Der Beethoven-Zyklus des Belcea Quartets

"Es war ein sehr unerwartetes Abenteuer. Und definitiv das aufregendste und inspirierendste Abenteuer meines musikalischen Lebens." Krzystof Chorzelski erinnert sich gern an den Beginn des Belcea Quartets. Und wer das Ensemble heute, rund 15 Jahre später, auf der Bühne erlebt, kann das Feuer des Anfangs noch immer leuchten sehen. Denn ihr Abenteuergeist hat die vier Streicher nicht verlassen. Jedes Konzert - das war auch beim letzten Gastspiel in der Laeiszhalle Mitte Mai wieder zu hören - ist wie ein Ritt auf der Rasierklinge: Das Belcea Quartet spielt immer mit einem Energielevel von gefühlten 150 Prozent und mit messerscharfer Intensität. Weil diese atemberaubende Präsenz mit technischer Perfektion und großem Farbreichtum einhergeht, streicht das Quartett schon seit einigen Jahren an der Weltspitze der Kammermusik.

Die Belceas stehen sinnbildlich für eine neue Generation von Ensembles, bei denen die Regeln des letzten Jahrhunderts aufgehoben sind. Stammten die Mitglieder eines Streichquartetts früher fast immer aus denselben Nationen und musikalischen Traditionen, so sind hier vier sehr eigenständige Persönlichkeiten aus verschiedenen Ländern vereint. Eine rumänische Primaria, Corina Belcea und der französisch-schweizerische Geiger Axel Schacher an den Geigen, der polnische Bratscher Krzystof Chorzelski und der französische Cellist Antoine Lederlin bilden das Luxuspersonal der Formation, die sich am Londoner Royal College of Music gefunden hat.

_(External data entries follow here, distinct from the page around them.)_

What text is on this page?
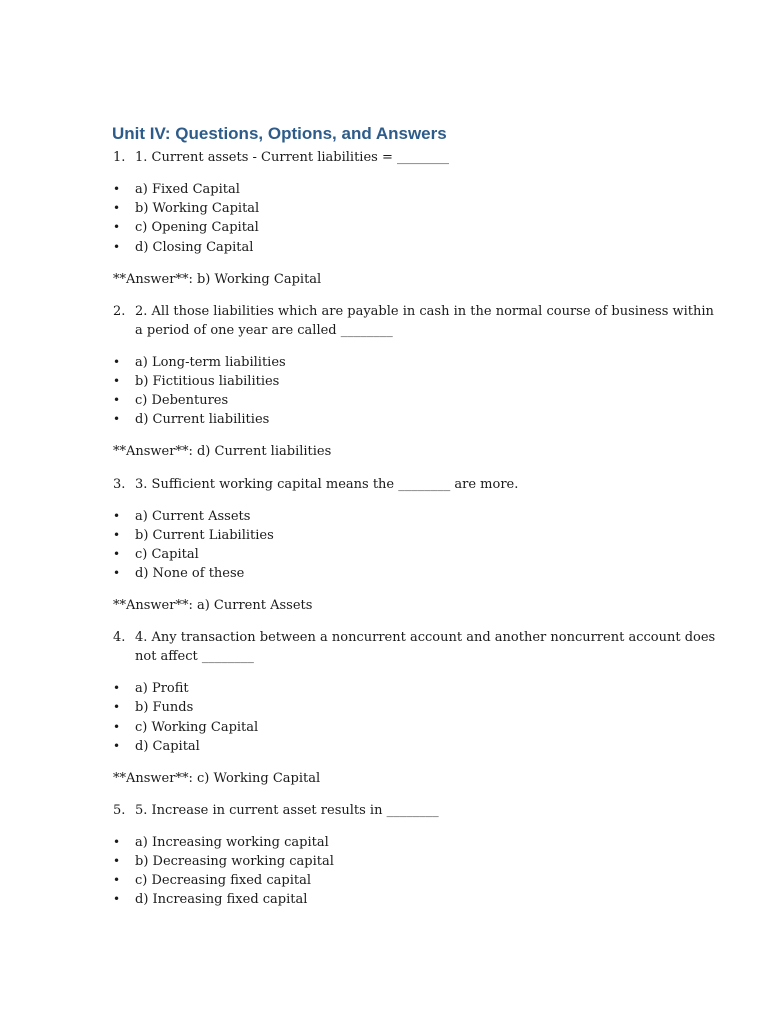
Unit IV: Questions, Options, and Answers
1. 1. Current assets - Current liabilities = ________
• a) Fixed Capital
• b) Working Capital
• c) Opening Capital
• d) Closing Capital
**Answer**: b) Working Capital
2. 2. All those liabilities which are payable in cash in the normal course of business within
a period of one year are called ________
• a) Long-term liabilities
• b) Fictitious liabilities
• c) Debentures
• d) Current liabilities
**Answer**: d) Current liabilities
3. 3. Sufficient working capital means the ________ are more.
• a) Current Assets
• b) Current Liabilities
• c) Capital
• d) None of these
**Answer**: a) Current Assets
4. 4. Any transaction between a noncurrent account and another noncurrent account does
not affect ________
• a) Profit
• b) Funds
• c) Working Capital
• d) Capital
**Answer**: c) Working Capital
5. 5. Increase in current asset results in ________
• a) Increasing working capital
• b) Decreasing working capital
• c) Decreasing fixed capital
• d) Increasing fixed capital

Zu den Lehrern der Belceas gehörten unter anderem die früheren Mitglieder des Alban Berg und des Amadeus Quartetts. Eine prägende Erfahrung für Chorzelski und seine Kollegen. "Ich kann mir keinen wichtigeren Moment vorstellen - denn plötzlich trafen wir die Menschen, die wir bisher nur von Aufnahmen kannten und die wir so bewunderten. Sie gaben uns so viel Wärme, Inspiration und musikalische Ideen. Das war der entscheidende Punkt, als wir fühlten, was für eine wunderbare Welt sich uns da eröffnet."

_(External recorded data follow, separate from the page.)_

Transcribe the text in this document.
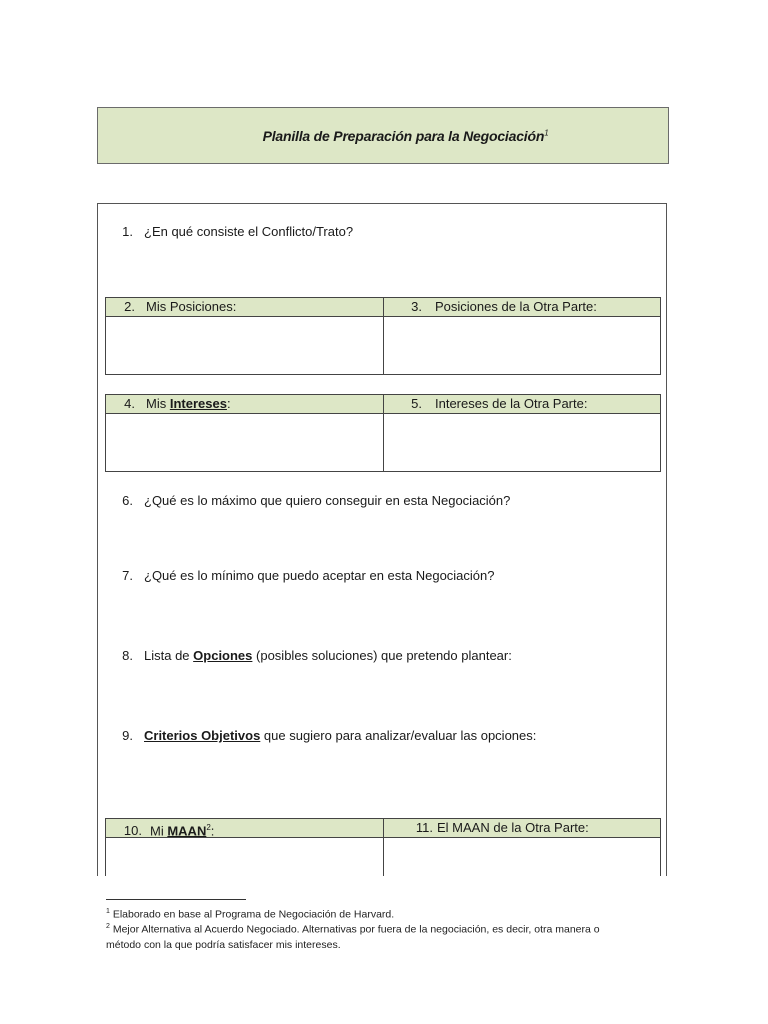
Planilla de Preparación para la Negociación$^1$
1. ¿En qué consiste el Conflicto/Trato?
2. Mis Posiciones:	3. Posiciones de la Otra Parte:
4. Mis Intereses:	5. Intereses de la Otra Parte:
6. ¿Qué es lo máximo que quiero conseguir en esta Negociación?
7. ¿Qué es lo mínimo que puedo aceptar en esta Negociación?
8. Lista de Opciones (posibles soluciones) que pretendo plantear:
9. Criterios Objetivos que sugiero para analizar/evaluar las opciones:
10. Mi MAAN$^2$:	11. El MAAN de la Otra Parte:
$^1$ Elaborado en base al Programa de Negociación de Harvard.
$^2$ Mejor Alternativa al Acuerdo Negociado. Alternativas por fuera de la negociación, es decir, otra manera o
método con la que podría satisfacer mis intereses.
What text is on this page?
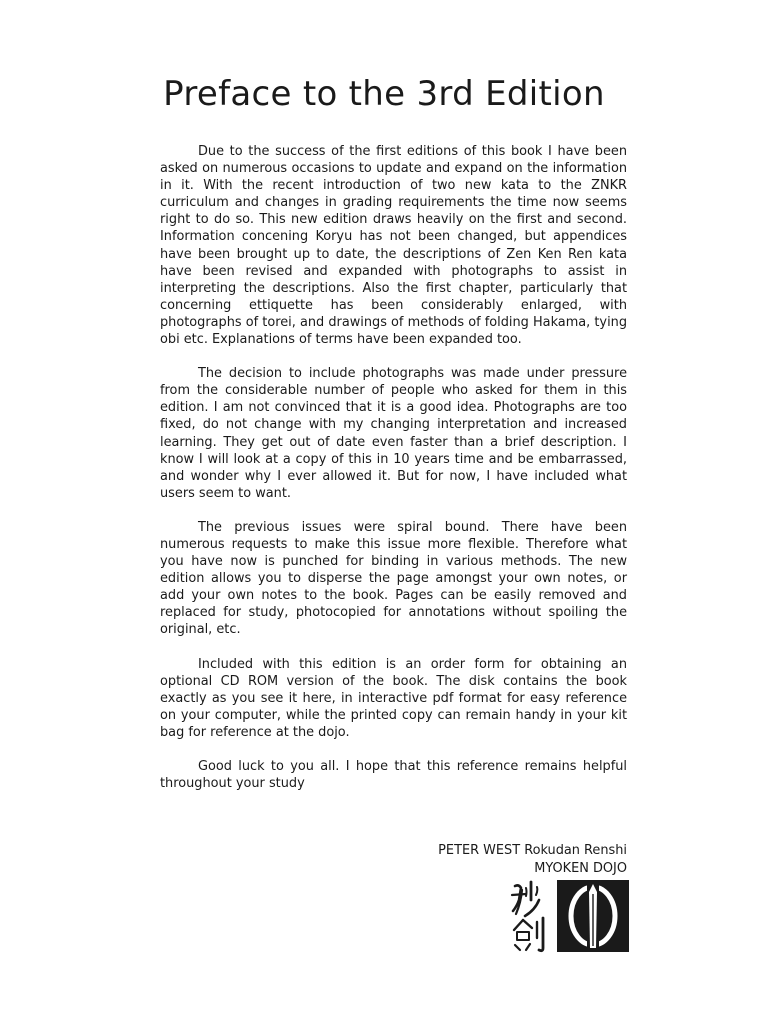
Preface to the 3rd Edition

Due to the success of the first editions of this book I have been asked on numerous occasions to update and expand on the information in it. With the recent introduction of two new kata to the ZNKR curriculum and changes in grading requirements the time now seems right to do so. This new edition draws heavily on the first and second. Information concening Koryu has not been changed, but appendices have been brought up to date, the descriptions of Zen Ken Ren kata have been revised and expanded with photographs to assist in interpreting the descriptions. Also the first chapter, particularly that concerning ettiquette has been considerably enlarged, with photographs of torei, and drawings of methods of folding Hakama, tying obi etc. Explanations of terms have been expanded too.

The decision to include photographs was made under pressure from the considerable number of people who asked for them in this edition. I am not convinced that it is a good idea. Photographs are too fixed, do not change with my changing interpretation and increased learning. They get out of date even faster than a brief description. I know I will look at a copy of this in 10 years time and be embarrassed, and wonder why I ever allowed it. But for now, I have included what users seem to want.

The previous issues were spiral bound. There have been numerous requests to make this issue more flexible. Therefore what you have now is punched for binding in various methods. The new edition allows you to disperse the page amongst your own notes, or add your own notes to the book. Pages can be easily removed and replaced for study, photocopied for annotations without spoiling the original, etc.

Included with this edition is an order form for obtaining an optional CD ROM version of the book. The disk contains the book exactly as you see it here, in interactive pdf format for easy reference on your computer, while the printed copy can remain handy in your kit bag for reference at the dojo.

Good luck to you all. I hope that this reference remains helpful throughout your study

PETER WEST Rokudan Renshi
MYOKEN DOJO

Diese wunderbare Welt nahm das junge Ensemble mit offenen Armen auf. Zu den entscheidenden Karriereschritten gehörten Wettbewerbserfolge in Osaka und Bordeaux, ein Plattenvertrag mit der EMI und eine langfristige Residenz an der Londoner Wigmore Hall.

Einige Jahre und zahllose umjubelte Auftritte später hat Christoph Lieben-Seutter das Quartett nun als Residenzkünstler der Elbphilharmonie Konzerte engagiert - in Zusammenarbeit mit der Hamburgischen Vereinigung von Freunden der Kammermusik. An sechs Abenden widmen sich die Belceas dem heiligen Gral aller Streichquartettfans und spielen sämtliche Quartette von Beethoven.

Die insgesamt 16 Gattungsbeiträge des deutschen Komponisten sind in einem Zeitraum von knapp 30 Jahren entstanden und umfassen eine gewaltige stilistische Spannbreite: Sie reicht von den klassischen Formen des frühen Zyklus op. 18 über die mitunter fast schon orchestral anmutende Klangfülle der mittleren Quartette bis hin zu einem rätselhaften Spätwerk, in dem die einzelnen Stücke durch ein subkutanes motivisches Netz miteinander verwoben sind. Durch ihren Beziehungsreichtum, die emotionale Tiefe und eine kaum fassbare Vielfalt an musikalischen Charakteren gelten die Kompositionen als Krönung der "Königsgattung" Streichquartett - auch für die Belceas: "Beethovens Streichquartette umfassen alles, was Musik überhaupt ausdrücken kann", sagen die Musiker unisono.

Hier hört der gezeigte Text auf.